Revista Literatura

Cómo me salvé de una horrible cicatriz

Publicado el 13 mayo 2017 por Blancamiosi
Tenía yo once años cuando vivíamos en Breña, en Lima, en uno de los minúsculos apartamentos de una larga fila de viviendas que llamaban “pasaje”.  De eso ya hace mucho tiempo, pero en estos días recordaba algunos detalles de los dos años que viví allí. Dos años era un tiempo bastante estable para mí, porque normalmente mamá, mi hermano y yo nos mudábamos cada seis meses. O me mudaban, que es otro cantar.
Fue en ese pasaje de Breña en donde me quemé la mejilla izquierda con caldo hirviendo. Mamá me había dejado a cargo y dijo que removiera de vez en cuando el cocido de una olla en la que había una cabeza (o parte de ella) de cordero. Recuerdo que el agua que bullía en la olla era muy grasosa, probablemente, ahora que lo pienso, porque la cabeza de cordero debe contener lengua, ojos, sesos… ¡qué sé yo! Lo único que recuerdo es que era un platillo delicioso que comíamos acompañado de papas amarillas, ají, y verduras cocidas. Se me ocurrió mover la cabeza con el cucharón, sé que estuvo mal, pero ya estaba hecho, y obvio, la cabeza resbaló dentro de la olla y el agua se desbordó yendo a caer en mi cara que estaba bastante cerca debido a que yo era pequeña. Por un reflejo debí de haber hecho la cara a un lado y solo mi mejilla derecha recibió el agua caliente. ¡Sentí un ardor terrible! Y como no había nadie en casa recordé que mi abuela Antonia decía que si uno se echaba ají molido sobre una quemadura esta sanaba con rapidez. En casa siempre había ají molido, así que me puse toda una cucharada de ají en la parte quemada. Milagrosamente dejó de arderme, pero poco después sentí que se me adormecía la cara y eso me produjo mucho miedo. Más que al recibir el agua hirviendo en pleno rostro. Salí y busqué a la señora Lola, ella me limpió el ají y me puso rodajas de tomate. Para cuando llegó mamá yo estaba sentada en una silla sujetándome las rodajas de tomate en la cara y ella se llevó el mayor susto de su vida. Fuimos a una farmacia y la farmacéutica recomendó una crema que me alivio el dolor, que para ese momento ya era insoportable, porque según entendí después, el espeso cocido contenía demasiada grasa, así que me resigné a quedar con una enorme cicatriz que iba desde mi párpado inferior hasta la barbilla.
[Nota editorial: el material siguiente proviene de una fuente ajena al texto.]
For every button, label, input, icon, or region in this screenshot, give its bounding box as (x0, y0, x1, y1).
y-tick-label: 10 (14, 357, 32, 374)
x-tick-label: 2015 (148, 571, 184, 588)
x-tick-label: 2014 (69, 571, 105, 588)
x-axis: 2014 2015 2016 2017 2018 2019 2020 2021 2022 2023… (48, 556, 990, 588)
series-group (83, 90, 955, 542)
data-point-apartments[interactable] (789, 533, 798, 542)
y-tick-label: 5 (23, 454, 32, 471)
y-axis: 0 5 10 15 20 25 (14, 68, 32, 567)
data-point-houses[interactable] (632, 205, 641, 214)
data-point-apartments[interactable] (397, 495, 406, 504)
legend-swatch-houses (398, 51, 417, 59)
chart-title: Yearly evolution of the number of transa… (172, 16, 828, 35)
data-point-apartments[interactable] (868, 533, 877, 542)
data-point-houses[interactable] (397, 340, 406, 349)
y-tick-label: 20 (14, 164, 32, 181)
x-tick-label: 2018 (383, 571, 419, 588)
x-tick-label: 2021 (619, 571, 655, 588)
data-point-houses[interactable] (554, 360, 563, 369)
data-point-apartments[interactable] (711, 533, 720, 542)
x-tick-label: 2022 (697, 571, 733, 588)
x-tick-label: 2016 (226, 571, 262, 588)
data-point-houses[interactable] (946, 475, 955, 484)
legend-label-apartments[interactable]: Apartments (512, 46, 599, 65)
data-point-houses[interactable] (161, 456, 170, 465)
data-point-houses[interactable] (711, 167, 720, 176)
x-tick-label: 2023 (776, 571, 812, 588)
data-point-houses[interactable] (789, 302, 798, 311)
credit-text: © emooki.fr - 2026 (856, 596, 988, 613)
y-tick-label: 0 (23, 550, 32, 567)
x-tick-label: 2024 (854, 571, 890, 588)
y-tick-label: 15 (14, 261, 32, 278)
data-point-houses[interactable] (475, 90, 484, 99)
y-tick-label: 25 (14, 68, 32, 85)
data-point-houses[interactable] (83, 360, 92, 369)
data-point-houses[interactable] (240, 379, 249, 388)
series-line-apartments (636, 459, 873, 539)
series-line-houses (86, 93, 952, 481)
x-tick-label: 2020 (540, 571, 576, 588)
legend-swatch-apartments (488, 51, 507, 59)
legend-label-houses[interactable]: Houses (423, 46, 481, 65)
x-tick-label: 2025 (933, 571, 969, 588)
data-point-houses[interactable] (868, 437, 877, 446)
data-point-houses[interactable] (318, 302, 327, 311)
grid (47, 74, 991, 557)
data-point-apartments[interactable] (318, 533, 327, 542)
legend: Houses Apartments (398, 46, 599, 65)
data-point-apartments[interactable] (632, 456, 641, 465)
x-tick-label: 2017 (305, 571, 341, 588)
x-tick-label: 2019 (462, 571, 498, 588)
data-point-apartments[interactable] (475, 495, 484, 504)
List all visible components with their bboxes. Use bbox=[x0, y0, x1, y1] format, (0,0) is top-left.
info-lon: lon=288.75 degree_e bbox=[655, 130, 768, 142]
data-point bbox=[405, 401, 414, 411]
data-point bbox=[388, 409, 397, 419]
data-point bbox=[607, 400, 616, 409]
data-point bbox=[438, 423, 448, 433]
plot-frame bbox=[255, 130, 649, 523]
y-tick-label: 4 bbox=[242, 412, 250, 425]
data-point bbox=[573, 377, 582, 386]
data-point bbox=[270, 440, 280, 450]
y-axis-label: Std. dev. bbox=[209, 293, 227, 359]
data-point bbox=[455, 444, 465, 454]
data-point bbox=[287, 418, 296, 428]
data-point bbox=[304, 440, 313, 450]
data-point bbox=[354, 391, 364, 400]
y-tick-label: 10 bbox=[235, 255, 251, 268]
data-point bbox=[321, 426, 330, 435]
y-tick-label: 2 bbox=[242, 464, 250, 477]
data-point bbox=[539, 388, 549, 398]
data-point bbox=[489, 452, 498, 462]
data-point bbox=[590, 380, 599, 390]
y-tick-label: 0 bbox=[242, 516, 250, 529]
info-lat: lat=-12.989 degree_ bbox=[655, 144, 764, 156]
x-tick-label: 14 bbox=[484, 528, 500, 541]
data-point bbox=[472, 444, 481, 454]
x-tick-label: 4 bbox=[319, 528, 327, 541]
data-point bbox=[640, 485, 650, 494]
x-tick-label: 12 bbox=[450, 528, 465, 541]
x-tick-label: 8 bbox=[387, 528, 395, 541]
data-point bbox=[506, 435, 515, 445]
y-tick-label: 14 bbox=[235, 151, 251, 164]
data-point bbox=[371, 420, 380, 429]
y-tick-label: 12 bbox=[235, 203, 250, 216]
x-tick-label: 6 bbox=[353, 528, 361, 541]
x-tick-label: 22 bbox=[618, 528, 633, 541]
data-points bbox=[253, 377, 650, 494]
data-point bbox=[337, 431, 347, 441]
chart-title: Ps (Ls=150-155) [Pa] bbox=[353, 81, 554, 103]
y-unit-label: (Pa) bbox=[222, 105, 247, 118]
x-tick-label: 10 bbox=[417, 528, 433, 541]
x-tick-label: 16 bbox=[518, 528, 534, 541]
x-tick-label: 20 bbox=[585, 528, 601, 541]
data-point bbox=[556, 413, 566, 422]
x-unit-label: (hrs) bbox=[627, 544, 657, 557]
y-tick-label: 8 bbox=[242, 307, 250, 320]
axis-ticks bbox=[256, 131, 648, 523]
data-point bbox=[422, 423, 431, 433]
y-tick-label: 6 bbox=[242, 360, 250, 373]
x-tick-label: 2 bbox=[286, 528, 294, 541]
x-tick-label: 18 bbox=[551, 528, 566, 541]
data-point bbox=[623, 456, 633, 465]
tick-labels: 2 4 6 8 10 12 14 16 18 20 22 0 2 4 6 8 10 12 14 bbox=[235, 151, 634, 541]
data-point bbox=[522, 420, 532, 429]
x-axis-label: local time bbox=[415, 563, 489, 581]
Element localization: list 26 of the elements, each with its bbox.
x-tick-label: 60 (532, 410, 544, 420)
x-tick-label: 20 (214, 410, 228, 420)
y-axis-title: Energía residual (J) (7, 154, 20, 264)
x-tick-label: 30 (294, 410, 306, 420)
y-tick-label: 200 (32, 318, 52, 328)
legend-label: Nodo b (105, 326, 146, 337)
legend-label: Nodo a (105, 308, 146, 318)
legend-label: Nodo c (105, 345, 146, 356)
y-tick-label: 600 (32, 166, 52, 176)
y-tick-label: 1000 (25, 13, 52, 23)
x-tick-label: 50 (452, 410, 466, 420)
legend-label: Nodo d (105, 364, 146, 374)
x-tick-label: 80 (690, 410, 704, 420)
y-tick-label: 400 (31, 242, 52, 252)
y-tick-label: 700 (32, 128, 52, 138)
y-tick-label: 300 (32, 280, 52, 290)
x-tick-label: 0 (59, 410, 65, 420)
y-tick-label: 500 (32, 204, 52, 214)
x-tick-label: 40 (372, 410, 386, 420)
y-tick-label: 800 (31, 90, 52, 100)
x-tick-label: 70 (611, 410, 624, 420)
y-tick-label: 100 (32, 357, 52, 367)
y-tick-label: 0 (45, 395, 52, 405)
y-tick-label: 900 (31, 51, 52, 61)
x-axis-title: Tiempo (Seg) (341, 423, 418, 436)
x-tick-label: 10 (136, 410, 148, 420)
A medida que pasaban los días se fue formando una costra gruesa y después se cayó, pero quedé con una fea marca. En esa zona la piel no se veía tan lisa como en la otra mejilla y se había descolorado.
Cómo me salvé de una horrible cicatrizTres meses después todavía seguía con la mejilla en mal estado, pero en realidad no me preocupaba, porque en casa solo había un espejo cuadrado de tamaño pequeño y estaba arriba, sobre la cómoda, y yo no era muy aficionada a verme en el espejo, así que para mí estaba bien. Era suficiente con que ya no me doliera; otra cosa era para mamá. Creo que se sentía culpable y cada vez que me miraba se ponía a llorar, hasta que cierto día en una farmacia ella preguntó por algún medicamento para la cicatriz de mi cara. La dependienta me miró y le dijo: “Compre botones de concheperla  —que era como decían en Perú a los botones de nácar—  y póngalos a disolver en jugo de limón en un envase cerrado. El envase debe estar previamente lavado con agua hervida”.
Lo recuerdo como si fuera ayer.  Eso hizo mamá y yo veía día a día disolverse los botones de nácar hasta quedar todo convertido en un líquido blanco. Ella me puso el líquido sobre la cicatriz no recuerdo durante cuántos días, supongo que hasta que se acabó el contenido del frasco, que no era mucho, y como por arte de magia la piel de mi mejilla recuperó la normalidad.
No sé qué contenga el nácar unido al limón, o si el limón simplemente actuó como disolvente, lo cierto es que fue lo que hizo que volviese a ser una niña normal. Meses después nos mudamos de Breña y terminé viviendo en plena selva, en Satipo. Pero esa ya es otra historia.